Una aproximación al mundo que, aunque no se conocía, se desarrolló en los primeros siglos después de Cristo.

  • ¿Cómo era el resto del mundo cuando Jesús vivía?
  • Foto: World History Maps
    Foto: World History Maps
  • Mapa de América de Sebastian Munster publicado en 1561 que separa por continentes. FOTO Geografía infinita
    Mapa de América de Sebastian Munster publicado en 1561 que separa por continentes. FOTO Geografía infinita
Vanesa de la Cruz Pavas | Publicado el 16 de abril de 2022

En este lado del mundo se ha contado una historia de un solo lado, con un solo protagonista, una sola versión. Jesús ha sido el centro y el hilo conductor y así lo demuestra la bibliografía: miles de artículos, libros y cátedras que hablan del mundo en el que Jesús vivió, de la gente que lo rodeó, de lo que comía, de los lugares a los que viajó... Basta con mirar la fecha en la que estamos parados: han pasado más de 2.000 años después de Cristo (d.C.) y hubo también un antes, antes de Cristo (a.C).

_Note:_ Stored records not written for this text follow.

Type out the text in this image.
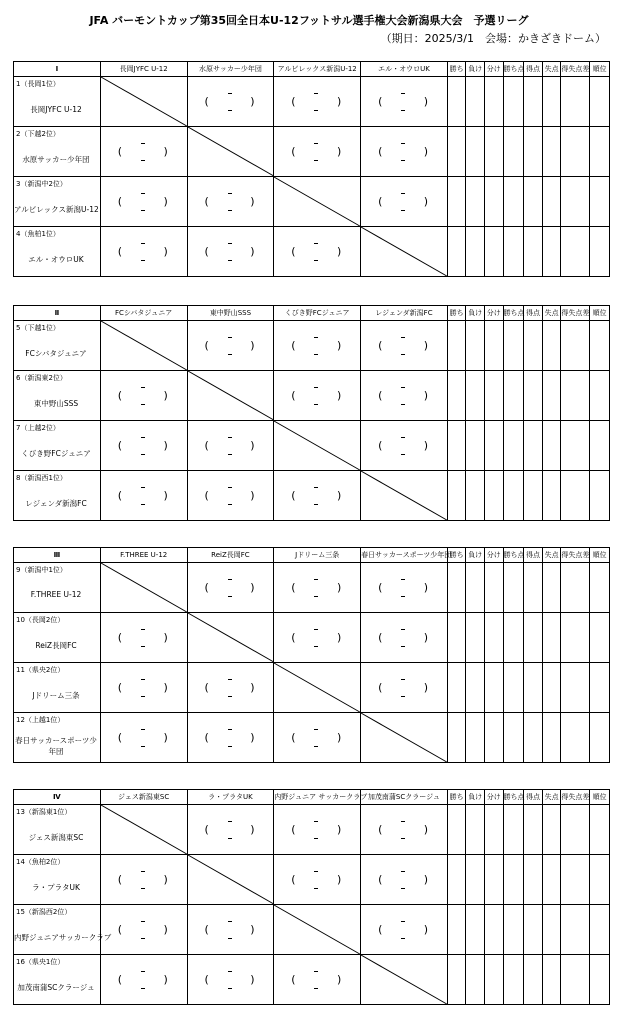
JFA バーモントカップ第35回全日本U-12フットサル選手権大会新潟県大会　予選リーグ
（期日：2025/3/1　会場：かきざきドーム）
Ⅰ	長岡JYFC U-12	水原サッカー少年団	アルビレックス新潟U-12	エル・オウロUK	勝ち	負け	分け	勝ち点	得点	失点	得失点差	順位

1（長岡1位）
長岡JYFC U-12		( )	( )	( )								

2（下越2位）
水原サッカー少年団	( )		( )	( )								

3（新潟中2位）
アルビレックス新潟U-12	( )	( )		( )								

4（魚柏1位）
エル・オウロUK	( )	( )	( )

Ⅱ	FCシバタジュニア	東中野山SSS	くびき野FCジュニア	レジェンダ新潟FC	勝ち	負け	分け	勝ち点	得点	失点	得失点差	順位

5（下越1位）
FCシバタジュニア		( )	( )	( )								

6（新潟東2位）
東中野山SSS	( )		( )	( )								

7（上越2位）
くびき野FCジュニア	( )	( )		( )								

8（新潟西1位）
レジェンダ新潟FC	( )	( )	( )

Ⅲ	F.THREE U-12	ReiZ長岡FC	Jドリーム三条	春日サッカースポーツ少年団	勝ち	負け	分け	勝ち点	得点	失点	得失点差	順位

9（新潟中1位）
F.THREE U-12		( )	( )	( )								

10（長岡2位）
ReiZ長岡FC	( )		( )	( )								

11（県央2位）
Jドリーム三条	( )	( )		( )								

12（上越1位）
春日サッカースポーツ少年団	( )	( )	( )

Ⅳ	ジェス新潟東SC	ラ・プラタUK	内野ジュニア サッカークラブ	加茂南蒲SCクラージュ	勝ち	負け	分け	勝ち点	得点	失点	得失点差	順位

13（新潟東1位）
ジェス新潟東SC		( )	( )	( )								

14（魚柏2位）
ラ・プラタUK	( )		( )	( )								

15（新潟西2位）
内野ジュニアサッカークラブ	( )	( )		( )								

16（県央1位）
加茂南蒲SCクラージュ	( )	( )	( )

Pero el mundo en el Siglo I no era solo Galilea, Judea y Jerusalén, la vida humana “civilizada” no existía solo en Oriente Medio, sino que hay miles de años de historia y, aunque había zonas y continentes enteros “sin descubrir”, ya tenían sus propias comunidades civilizadas, formadas, con modelos sociales y económicos que funcionaban y que, algunas, todavía sobreviven hoy, 20 siglos después.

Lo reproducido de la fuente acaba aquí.